Une touche d’intimité
Dans le cadre intimiste du Petit Hebertot , le pianiste nous convie à une leçon de piano très particulière. Intimiste le mot est lancé: La salle est ainsi faite que l’on se voit dégringoler des gradins et tomber au milieu de la scène située en contrebas.
Une trentaine de spectateurs, c’est-à-dire, une salle à moitié pleine, attend le virtuose. Il entre en scène, queue-de-pie, longue chevelure blanche hirsute. Il fait le tour du piano, nous salue par deux fois, et s’installe. Problème, le clavier ne s’ouvre pas. S’ensuit une scène absurde où pendant un quart d’heure il va chercher la clé, voix de fausset et mimiques grotesques à l’appui.
Les spectateurs se regardent interloqués. Un malaise s’empare de la salle et l’on a presque envie de s’en aller, tant ces pitreries nous affligent. On craint le pire pour la suite du spectacle, mais heureusement tout s’améliore très vite et nous voilà embarqués dans son univers plein de fantaisie.

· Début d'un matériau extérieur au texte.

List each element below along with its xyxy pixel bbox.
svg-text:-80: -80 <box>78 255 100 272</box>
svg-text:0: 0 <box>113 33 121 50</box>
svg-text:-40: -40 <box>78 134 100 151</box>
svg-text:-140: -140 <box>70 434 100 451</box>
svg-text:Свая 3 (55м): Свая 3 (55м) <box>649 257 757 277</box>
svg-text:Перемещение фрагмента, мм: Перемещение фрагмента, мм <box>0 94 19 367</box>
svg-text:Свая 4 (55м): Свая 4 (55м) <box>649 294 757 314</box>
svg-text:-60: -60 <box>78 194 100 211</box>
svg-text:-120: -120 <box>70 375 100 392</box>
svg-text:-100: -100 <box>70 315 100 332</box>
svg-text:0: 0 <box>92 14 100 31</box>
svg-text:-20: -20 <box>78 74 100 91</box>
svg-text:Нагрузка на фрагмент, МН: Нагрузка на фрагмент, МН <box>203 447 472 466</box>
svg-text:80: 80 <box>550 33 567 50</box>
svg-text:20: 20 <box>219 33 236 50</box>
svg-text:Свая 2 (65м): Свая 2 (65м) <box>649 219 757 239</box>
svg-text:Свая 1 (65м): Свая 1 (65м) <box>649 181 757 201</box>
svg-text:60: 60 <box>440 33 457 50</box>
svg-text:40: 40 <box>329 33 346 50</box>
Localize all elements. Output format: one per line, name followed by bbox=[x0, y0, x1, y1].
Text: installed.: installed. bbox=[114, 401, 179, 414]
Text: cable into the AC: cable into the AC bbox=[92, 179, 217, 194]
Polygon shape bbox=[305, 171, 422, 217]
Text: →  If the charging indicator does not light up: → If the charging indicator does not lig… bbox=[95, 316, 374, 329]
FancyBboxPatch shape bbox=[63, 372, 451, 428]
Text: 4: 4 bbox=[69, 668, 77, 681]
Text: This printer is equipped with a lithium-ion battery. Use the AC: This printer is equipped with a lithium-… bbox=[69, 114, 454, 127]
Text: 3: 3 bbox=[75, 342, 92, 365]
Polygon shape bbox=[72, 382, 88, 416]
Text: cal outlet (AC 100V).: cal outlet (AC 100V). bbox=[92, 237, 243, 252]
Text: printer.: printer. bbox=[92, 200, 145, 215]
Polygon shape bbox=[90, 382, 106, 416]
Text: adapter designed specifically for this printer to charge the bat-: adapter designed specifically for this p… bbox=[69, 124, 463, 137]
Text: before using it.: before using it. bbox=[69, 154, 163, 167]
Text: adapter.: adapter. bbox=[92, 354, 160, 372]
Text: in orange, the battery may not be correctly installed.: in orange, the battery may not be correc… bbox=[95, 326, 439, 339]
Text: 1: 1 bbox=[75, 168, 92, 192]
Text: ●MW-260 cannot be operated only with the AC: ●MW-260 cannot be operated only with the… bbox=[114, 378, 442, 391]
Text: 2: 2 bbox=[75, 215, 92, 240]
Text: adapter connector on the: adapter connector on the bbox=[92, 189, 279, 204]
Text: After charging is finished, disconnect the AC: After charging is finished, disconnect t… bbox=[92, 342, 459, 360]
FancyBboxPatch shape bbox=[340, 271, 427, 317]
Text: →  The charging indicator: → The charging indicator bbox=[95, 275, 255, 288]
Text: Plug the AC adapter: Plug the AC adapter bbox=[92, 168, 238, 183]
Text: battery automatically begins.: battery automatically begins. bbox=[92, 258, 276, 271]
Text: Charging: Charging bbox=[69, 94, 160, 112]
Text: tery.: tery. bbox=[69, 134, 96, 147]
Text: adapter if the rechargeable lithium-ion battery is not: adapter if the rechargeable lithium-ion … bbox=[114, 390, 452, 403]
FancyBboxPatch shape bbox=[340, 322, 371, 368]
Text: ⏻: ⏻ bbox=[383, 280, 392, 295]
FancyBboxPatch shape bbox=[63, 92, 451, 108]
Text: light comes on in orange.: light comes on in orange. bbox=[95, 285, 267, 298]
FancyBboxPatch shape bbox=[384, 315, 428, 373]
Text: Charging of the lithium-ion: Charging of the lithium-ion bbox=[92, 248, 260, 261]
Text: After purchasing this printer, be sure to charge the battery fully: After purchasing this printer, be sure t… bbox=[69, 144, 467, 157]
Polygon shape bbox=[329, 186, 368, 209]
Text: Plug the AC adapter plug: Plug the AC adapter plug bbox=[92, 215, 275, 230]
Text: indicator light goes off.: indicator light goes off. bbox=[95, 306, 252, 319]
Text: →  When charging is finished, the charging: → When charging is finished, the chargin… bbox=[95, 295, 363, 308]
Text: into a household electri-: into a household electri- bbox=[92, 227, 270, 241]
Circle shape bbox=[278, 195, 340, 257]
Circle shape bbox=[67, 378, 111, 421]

L’histoire du piano à travers ses révolutions
Le fil conducteur de cette leçon de piano, ce sont les trois révolutions délirantes qui auraient marquées l’histoire de la pratique du piano. Elles nous emmènent de 1850 à nos jours, d’Est en Ouest sans oublier un passage remarquable par la Chine. Le tout rythmé par l’omniprésence du vocabulaire technique qui se fond à merveille dans l’atmosphère du spectacle, ravissant tant les experts que les profanes. L’artiste monte sur son instrument, utilise son corps et le maltraite à grand renfort d’accessoires tous plus insolites les uns que les autres.
Au final, on quitte la salle ravi, en poussant la chansonnette et en récitant ces notes qui nous semblent désormais familières. S’ajoute la satisfaction d’avoir appris des choses, avec aussi une irrésistible envie de se mettre soi-même à jouer du piano, tant cela nous parait facile, vu l’aisance du Maître. Un seul regret cependant, la brièveté de ce spectacle, à peine une heure. On en aurait bien demandé plus.